The Wyoming Republican Party has consistently supported the president’s baseless assertions that rampant voter fraud helped Democrat Joe Biden win the 2020 elections: arguments that have not withstood numerous recounts, reviews and more than 50 separate court cases.
In a separate statement, Wyoming Republican Party Chairman Frank Eathorne — who was among tens of thousands of protesters at a “Stop The Steal” rally on the National Mall on Wednesday — said that his observations of the event showed a “peaceful and patriotic crowd” there to support a President in his efforts to overturn the results of the 2020 election. That statement, however, almost completely ignored the unrest that followed, which involved demonstrators clashing with police, breaking windows inside of the Capitol, and trashing the offices of members of Congress and their staff as elected officials and members of the press huddled behind locked doors in the United States Capitol building.
“No violence or property damage was observed during my time there including a brief stop in the vicinity of the Capitol building property,” Eathorne wrote. “I retired from the public gathering near mid-afternoon and watched the news of some reported events I personally had not witnessed. The President’s statement tonight (Wednesday) urging peace and love is the right course of action.”

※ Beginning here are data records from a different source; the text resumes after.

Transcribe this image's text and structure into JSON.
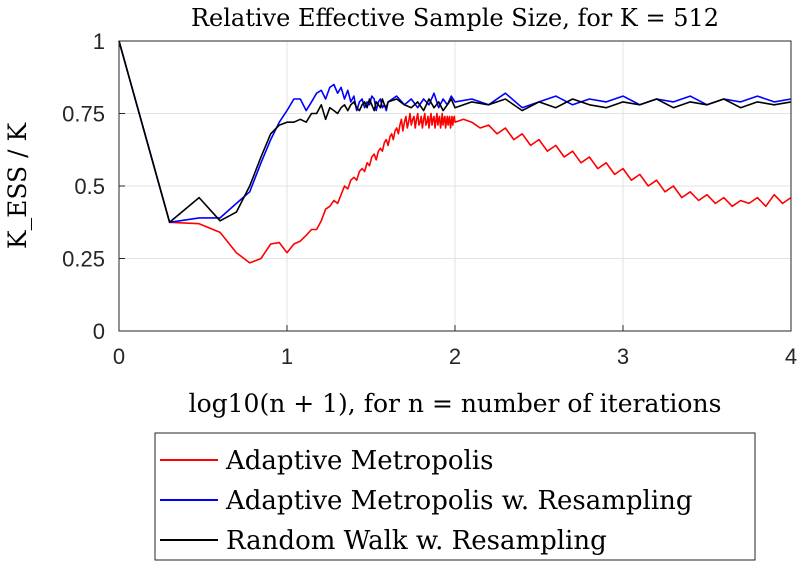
{
  "chart_data": {
    "type": "line",
    "title": "Relative Effective Sample Size, for K = 512",
    "xlabel": "log10(n + 1), for n = number of iterations",
    "ylabel": "K_ESS / K",
    "xlim": [
      0,
      4
    ],
    "ylim": [
      0,
      1
    ],
    "x_ticks": [
      0,
      1,
      2,
      3,
      4
    ],
    "x_tick_labels": [
      "0",
      "1",
      "2",
      "3",
      "4"
    ],
    "y_ticks": [
      0,
      0.25,
      0.5,
      0.75,
      1
    ],
    "y_tick_labels": [
      "0",
      "0.25",
      "0.5",
      "0.75",
      "1"
    ],
    "grid": true,
    "legend_position": "below",
    "series": [
      {
        "name": "Adaptive Metropolis",
        "color": "#ff0000",
        "x": [
          0,
          0.301,
          0.477,
          0.602,
          0.699,
          0.778,
          0.845,
          0.903,
          0.954,
          1.0,
          1.041,
          1.079,
          1.114,
          1.146,
          1.176,
          1.204,
          1.23,
          1.255,
          1.279,
          1.301,
          1.322,
          1.342,
          1.362,
          1.38,
          1.398,
          1.415,
          1.431,
          1.447,
          1.462,
          1.477,
          1.491,
          1.505,
          1.519,
          1.531,
          1.544,
          1.556,
          1.568,
          1.58,
          1.591,
          1.602,
          1.613,
          1.623,
          1.633,
          1.643,
          1.653,
          1.663,
          1.672,
          1.681,
          1.69,
          1.699,
          1.708,
          1.716,
          1.724,
          1.732,
          1.74,
          1.748,
          1.756,
          1.763,
          1.771,
          1.778,
          1.785,
          1.792,
          1.799,
          1.806,
          1.813,
          1.82,
          1.826,
          1.833,
          1.839,
          1.845,
          1.851,
          1.857,
          1.863,
          1.869,
          1.875,
          1.881,
          1.886,
          1.892,
          1.898,
          1.903,
          1.908,
          1.914,
          1.919,
          1.924,
          1.929,
          1.934,
          1.94,
          1.944,
          1.949,
          1.954,
          1.959,
          1.964,
          1.968,
          1.973,
          1.978,
          1.982,
          1.987,
          1.991,
          1.996,
          2.0,
          2.05,
          2.1,
          2.15,
          2.2,
          2.25,
          2.3,
          2.35,
          2.4,
          2.45,
          2.5,
          2.55,
          2.6,
          2.65,
          2.7,
          2.75,
          2.8,
          2.85,
          2.9,
          2.95,
          3.0,
          3.05,
          3.1,
          3.15,
          3.2,
          3.25,
          3.3,
          3.35,
          3.4,
          3.45,
          3.5,
          3.55,
          3.6,
          3.65,
          3.7,
          3.75,
          3.8,
          3.85,
          3.9,
          3.95,
          4.0
        ],
        "values": [
          1.0,
          0.375,
          0.37,
          0.34,
          0.27,
          0.235,
          0.25,
          0.3,
          0.305,
          0.27,
          0.3,
          0.31,
          0.33,
          0.35,
          0.35,
          0.38,
          0.42,
          0.43,
          0.45,
          0.44,
          0.47,
          0.5,
          0.49,
          0.52,
          0.53,
          0.52,
          0.55,
          0.56,
          0.55,
          0.58,
          0.57,
          0.6,
          0.61,
          0.59,
          0.62,
          0.63,
          0.62,
          0.65,
          0.66,
          0.64,
          0.67,
          0.68,
          0.66,
          0.69,
          0.7,
          0.68,
          0.71,
          0.73,
          0.69,
          0.72,
          0.74,
          0.7,
          0.72,
          0.75,
          0.71,
          0.73,
          0.74,
          0.7,
          0.73,
          0.75,
          0.71,
          0.72,
          0.74,
          0.7,
          0.73,
          0.75,
          0.71,
          0.72,
          0.74,
          0.7,
          0.73,
          0.75,
          0.71,
          0.73,
          0.74,
          0.7,
          0.72,
          0.75,
          0.71,
          0.73,
          0.74,
          0.7,
          0.72,
          0.75,
          0.71,
          0.73,
          0.74,
          0.7,
          0.72,
          0.74,
          0.71,
          0.73,
          0.74,
          0.7,
          0.72,
          0.74,
          0.71,
          0.73,
          0.74,
          0.72,
          0.73,
          0.72,
          0.7,
          0.71,
          0.68,
          0.7,
          0.66,
          0.68,
          0.64,
          0.66,
          0.62,
          0.64,
          0.6,
          0.62,
          0.58,
          0.6,
          0.56,
          0.58,
          0.54,
          0.56,
          0.52,
          0.54,
          0.5,
          0.52,
          0.48,
          0.5,
          0.46,
          0.48,
          0.45,
          0.47,
          0.44,
          0.46,
          0.43,
          0.45,
          0.44,
          0.46,
          0.43,
          0.47,
          0.44,
          0.46
        ]
      },
      {
        "name": "Adaptive Metropolis w. Resampling",
        "color": "#0000ff",
        "x": [
          0,
          0.301,
          0.477,
          0.602,
          0.699,
          0.778,
          0.845,
          0.903,
          0.954,
          1.0,
          1.041,
          1.079,
          1.114,
          1.146,
          1.176,
          1.204,
          1.23,
          1.255,
          1.279,
          1.301,
          1.322,
          1.342,
          1.362,
          1.38,
          1.398,
          1.415,
          1.431,
          1.447,
          1.462,
          1.477,
          1.491,
          1.505,
          1.519,
          1.531,
          1.544,
          1.556,
          1.568,
          1.58,
          1.591,
          1.602,
          1.653,
          1.699,
          1.74,
          1.778,
          1.813,
          1.845,
          1.875,
          1.903,
          1.929,
          1.954,
          1.978,
          2.0,
          2.1,
          2.2,
          2.3,
          2.4,
          2.5,
          2.6,
          2.7,
          2.8,
          2.9,
          3.0,
          3.1,
          3.2,
          3.3,
          3.4,
          3.5,
          3.6,
          3.7,
          3.8,
          3.9,
          4.0
        ],
        "values": [
          1.0,
          0.375,
          0.39,
          0.39,
          0.44,
          0.48,
          0.58,
          0.66,
          0.72,
          0.76,
          0.8,
          0.8,
          0.76,
          0.79,
          0.82,
          0.83,
          0.8,
          0.84,
          0.85,
          0.82,
          0.84,
          0.8,
          0.83,
          0.79,
          0.81,
          0.76,
          0.79,
          0.8,
          0.77,
          0.79,
          0.78,
          0.81,
          0.8,
          0.76,
          0.79,
          0.8,
          0.77,
          0.78,
          0.76,
          0.79,
          0.81,
          0.78,
          0.8,
          0.77,
          0.8,
          0.78,
          0.82,
          0.77,
          0.8,
          0.78,
          0.81,
          0.79,
          0.8,
          0.78,
          0.82,
          0.77,
          0.79,
          0.81,
          0.78,
          0.8,
          0.79,
          0.81,
          0.78,
          0.8,
          0.79,
          0.81,
          0.78,
          0.8,
          0.79,
          0.81,
          0.79,
          0.8
        ]
      },
      {
        "name": "Random Walk w. Resampling",
        "color": "#000000",
        "x": [
          0,
          0.301,
          0.477,
          0.602,
          0.699,
          0.778,
          0.845,
          0.903,
          0.954,
          1.0,
          1.041,
          1.079,
          1.114,
          1.146,
          1.176,
          1.204,
          1.23,
          1.255,
          1.279,
          1.301,
          1.322,
          1.342,
          1.362,
          1.38,
          1.398,
          1.415,
          1.431,
          1.447,
          1.462,
          1.477,
          1.491,
          1.505,
          1.519,
          1.531,
          1.544,
          1.556,
          1.568,
          1.58,
          1.591,
          1.602,
          1.653,
          1.699,
          1.74,
          1.778,
          1.813,
          1.845,
          1.875,
          1.903,
          1.929,
          1.954,
          1.978,
          2.0,
          2.1,
          2.2,
          2.3,
          2.4,
          2.5,
          2.6,
          2.7,
          2.8,
          2.9,
          3.0,
          3.1,
          3.2,
          3.3,
          3.4,
          3.5,
          3.6,
          3.7,
          3.8,
          3.9,
          4.0
        ],
        "values": [
          1.0,
          0.375,
          0.46,
          0.38,
          0.41,
          0.5,
          0.6,
          0.68,
          0.71,
          0.72,
          0.72,
          0.73,
          0.72,
          0.75,
          0.75,
          0.78,
          0.73,
          0.77,
          0.76,
          0.75,
          0.77,
          0.78,
          0.76,
          0.78,
          0.79,
          0.77,
          0.76,
          0.78,
          0.79,
          0.77,
          0.8,
          0.78,
          0.76,
          0.79,
          0.78,
          0.77,
          0.8,
          0.78,
          0.77,
          0.79,
          0.8,
          0.78,
          0.77,
          0.79,
          0.76,
          0.8,
          0.77,
          0.79,
          0.76,
          0.78,
          0.8,
          0.77,
          0.79,
          0.78,
          0.8,
          0.76,
          0.79,
          0.77,
          0.8,
          0.78,
          0.77,
          0.79,
          0.78,
          0.8,
          0.77,
          0.79,
          0.78,
          0.8,
          0.77,
          0.79,
          0.78,
          0.79
        ]
      }
    ]
  }
}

A text message sent to Eathorne by a Star-Tribune reporter at 3:07 p.m. Eastern Time on Wednesday asking about the chairman’s safety and what he saw at the Capitol was never returned.

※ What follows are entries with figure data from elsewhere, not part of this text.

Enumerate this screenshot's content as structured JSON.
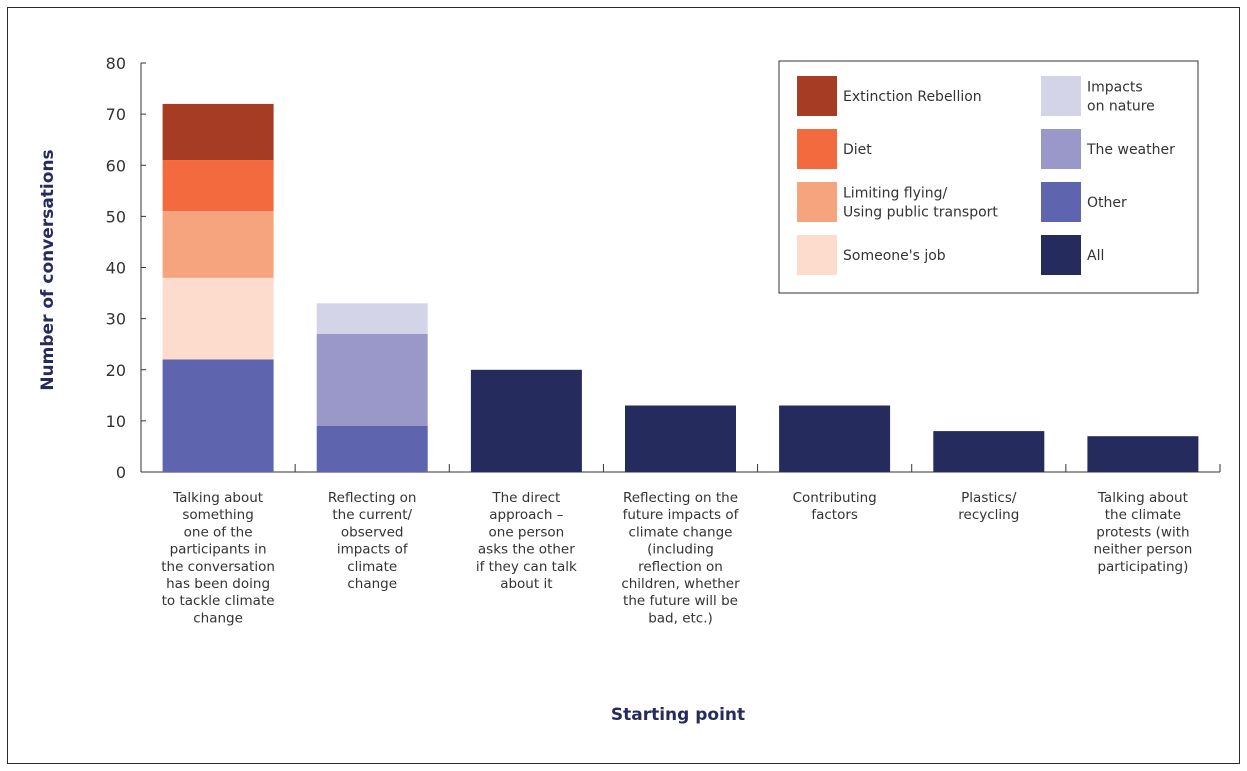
{
  "chart_data": {
    "type": "bar",
    "stacked": true,
    "xlabel": "Starting point",
    "ylabel": "Number of conversations",
    "ylim": [
      0,
      80
    ],
    "yticks": [
      0,
      10,
      20,
      30,
      40,
      50,
      60,
      70,
      80
    ],
    "grid": false,
    "legend_position": "top-right",
    "categories": [
      "Talking about something one of the participants in the conversation has been doing to tackle climate change",
      "Reflecting on the current/ observed impacts of climate change",
      "The direct approach – one person asks the other if they can talk about it",
      "Reflecting on the future impacts of climate change (including reflection on children, whether the future will be bad, etc.)",
      "Contributing factors",
      "Plastics/ recycling",
      "Talking about the climate protests (with neither person participating)"
    ],
    "category_lines": [
      [
        "Talking about",
        "something",
        "one of the",
        "participants in",
        "the conversation",
        "has been doing",
        "to tackle climate",
        "change"
      ],
      [
        "Reflecting on",
        "the current/",
        "observed",
        "impacts of",
        "climate",
        "change"
      ],
      [
        "The direct",
        "approach –",
        "one person",
        "asks the other",
        "if they can talk",
        "about it"
      ],
      [
        "Reflecting on the",
        "future impacts of",
        "climate change",
        "(including",
        "reflection on",
        "children, whether",
        "the future will be",
        "bad, etc.)"
      ],
      [
        "Contributing",
        "factors"
      ],
      [
        "Plastics/",
        "recycling"
      ],
      [
        "Talking about",
        "the climate",
        "protests (with",
        "neither person",
        "participating)"
      ]
    ],
    "series": [
      {
        "name": "Other",
        "color": "#5e65ae",
        "values": [
          22,
          9,
          0,
          0,
          0,
          0,
          0
        ]
      },
      {
        "name": "Someone's job",
        "color": "#fddccd",
        "values": [
          16,
          0,
          0,
          0,
          0,
          0,
          0
        ]
      },
      {
        "name": "Limiting flying/ Using public transport",
        "color": "#f6a47d",
        "values": [
          13,
          0,
          0,
          0,
          0,
          0,
          0
        ]
      },
      {
        "name": "Diet",
        "color": "#f26a3d",
        "values": [
          10,
          0,
          0,
          0,
          0,
          0,
          0
        ]
      },
      {
        "name": "Extinction Rebellion",
        "color": "#a63c24",
        "values": [
          11,
          0,
          0,
          0,
          0,
          0,
          0
        ]
      },
      {
        "name": "The weather",
        "color": "#9998c9",
        "values": [
          0,
          18,
          0,
          0,
          0,
          0,
          0
        ]
      },
      {
        "name": "Impacts on nature",
        "color": "#d4d4e8",
        "values": [
          0,
          6,
          0,
          0,
          0,
          0,
          0
        ]
      },
      {
        "name": "All",
        "color": "#262b5e",
        "values": [
          0,
          0,
          20,
          13,
          13,
          8,
          7
        ]
      }
    ],
    "legend": [
      {
        "label_lines": [
          "Extinction Rebellion"
        ],
        "color": "#a63c24"
      },
      {
        "label_lines": [
          "Impacts",
          "on nature"
        ],
        "color": "#d4d4e8"
      },
      {
        "label_lines": [
          "Diet"
        ],
        "color": "#f26a3d"
      },
      {
        "label_lines": [
          "The weather"
        ],
        "color": "#9998c9"
      },
      {
        "label_lines": [
          "Limiting flying/",
          "Using public transport"
        ],
        "color": "#f6a47d"
      },
      {
        "label_lines": [
          "Other"
        ],
        "color": "#5e65ae"
      },
      {
        "label_lines": [
          "Someone's job"
        ],
        "color": "#fddccd"
      },
      {
        "label_lines": [
          "All"
        ],
        "color": "#262b5e"
      }
    ]
  }
}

Eathorne’s experience was visually represented in a brief, 19-second clip of an enthusiastic crowd cheering outside of the U.S. Capitol building posted to the Wyoming GOP’s Facebook page on Wednesday, with the caption “This is what’s really happening near the White House in case the media is not reporting. Chairman Eathorne is there with other great Wyoming patriots!”
The GOP’s statements contrasted notably with one the party issued in the summer of 2020, when unknown vandals wrote an explicit condemnation of Trump in spray paint on the windows of the Wyoming Republican Party Headquarters in downtown Cheyenne. The vandalism came at the height of nationwide rallies calling for police reform, some of which erupted in violence amid clashes between a mix of right wing agitators, various leftist groups and the police.
At the time, the party made a point to mention that one of the Republican Party’s timeless principles was to “uphold the rule of law.”
“The organization of the left is astounding and their tactics are consistently undermining morality,” they wrote of the vandalism, which was cleaned from the windows shortly after.
Some conservative media outlets and a handful of Republican members of Congress have claimed with scarce evidence leftist agitators affiliated with various antifascist groups were responsible for escalating the violence. One particular Washington Times article named by Congressman Matt Gaetz as evidence of leftist violence was quickly debunked, and the facial recognition firm cited by the Washington Times in that article as having proof of leftist violence has since called for a retraction for the news outlet’s false and unverified claims.
The Wyoming GOP did not endorse those claims in its statement. But it sought to suggest that there might be other explanations for the rioters beyond being Trump supporters.
“While the media rushes to label the protesters Trump supporters while not knowing who actually was responsible for the breach, we sit back and wait for the facts,” the statement read. “The protests the last several months have resulted in burned down buildings, destroyed businesses, and people killed, yet there was no outrage from the corrupt media. People are angry and the facts need to be heard, no voice should be silenced.”
However, in the run up to Wednesday’s riots, pro-Trump groups took to online forums with threats of violence, leaving an extensive digital paper trail.
Livestreamed videos and social media posts by white supremacists and, in one instance, a handful of current and former Republican officials from states like West Virginia and Pennsylvania occupying the Capitol were also unearthed in the wake Wednesday’s protests. Members of the mob carried Trump flags and wore apparel celebrating the president. One well known Trump supporter also livestreamed himself from inside the Capitol after the building was breached.